Adam kutuyu hınçla çekip aldı. Üzerinde yatak odası yazan anahtarı eline aldı. Kapıyı açmaya çalışsa da açılmıyordu. “Boşuna uğraşma anahtar kapının üzerinde açamazsın.” Anahtarı çıkartacak kadar salak değildi. “Berfu beni sinirlendiriyorsun.” Şu an duyguları karşılıklıydı. Berfu da fazlasıyla sinirliydi.
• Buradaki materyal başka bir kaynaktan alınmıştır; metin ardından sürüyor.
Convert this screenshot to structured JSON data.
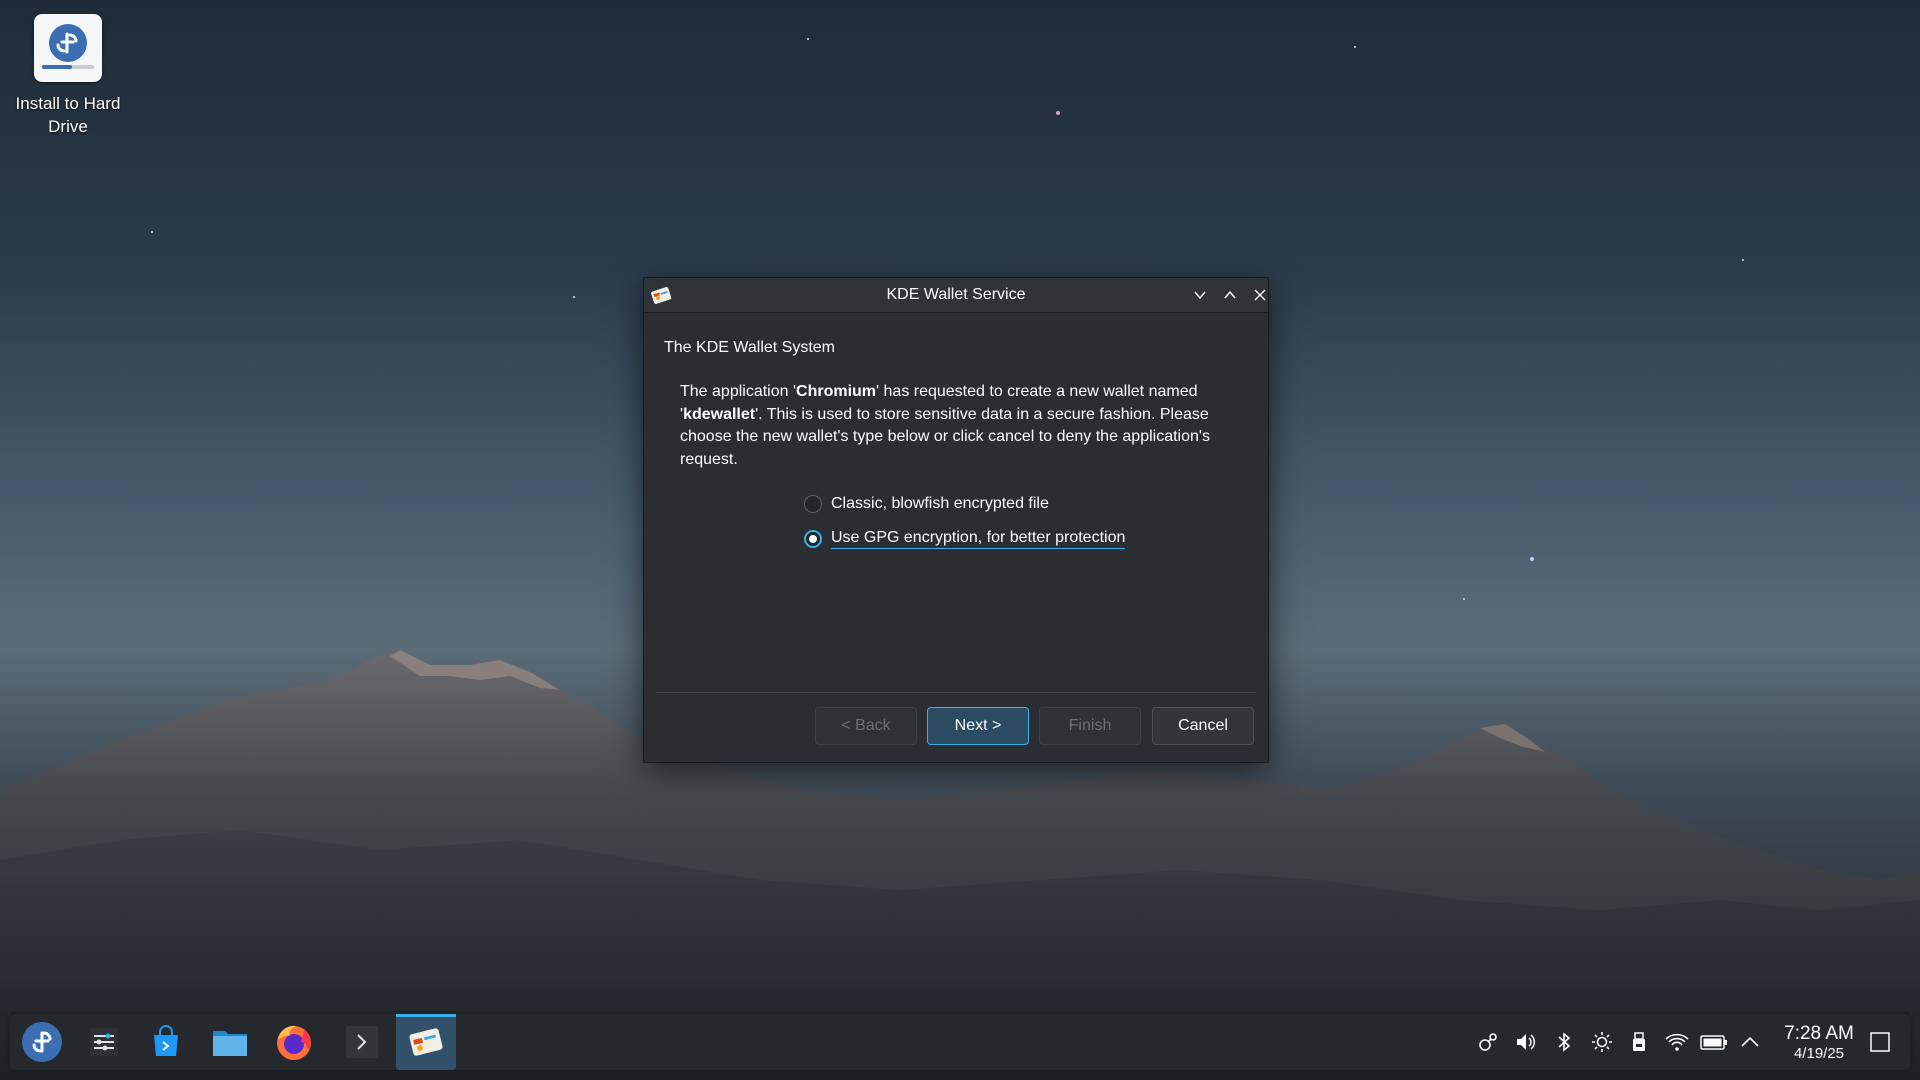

“Sen de beni. Zorla ameliyat ettirmek de ne oluyor ya?” Hangi devirde yaşıyorlardı? İstemiyordu işte ayak onundu canı yanacak da kendisiydi. “Senin iyiliğin için yoksa deli miyim ben garezine ameliyat isteyim.” Kesinlikle garezi vardı. Başına sürekli bir iş açıyordu.

“Evet.” Berfu’nun bundan bir şüphesi yoktu. Ortada bir garez olduğu kesindi. “NE EVET?” Sesi yüksek çıkmıştı.

“Hem delisin hem de garezin var.” Feyyaz içinden karısına yine birkaç saatlik deli cesareti gelmiş diye düşündü yoksa bu davranışının başka bir açıklaması olamazdı. Ayrıca cidden garezi olduğunu mu düşünüyordu. “Sen iyice şaşırdın.”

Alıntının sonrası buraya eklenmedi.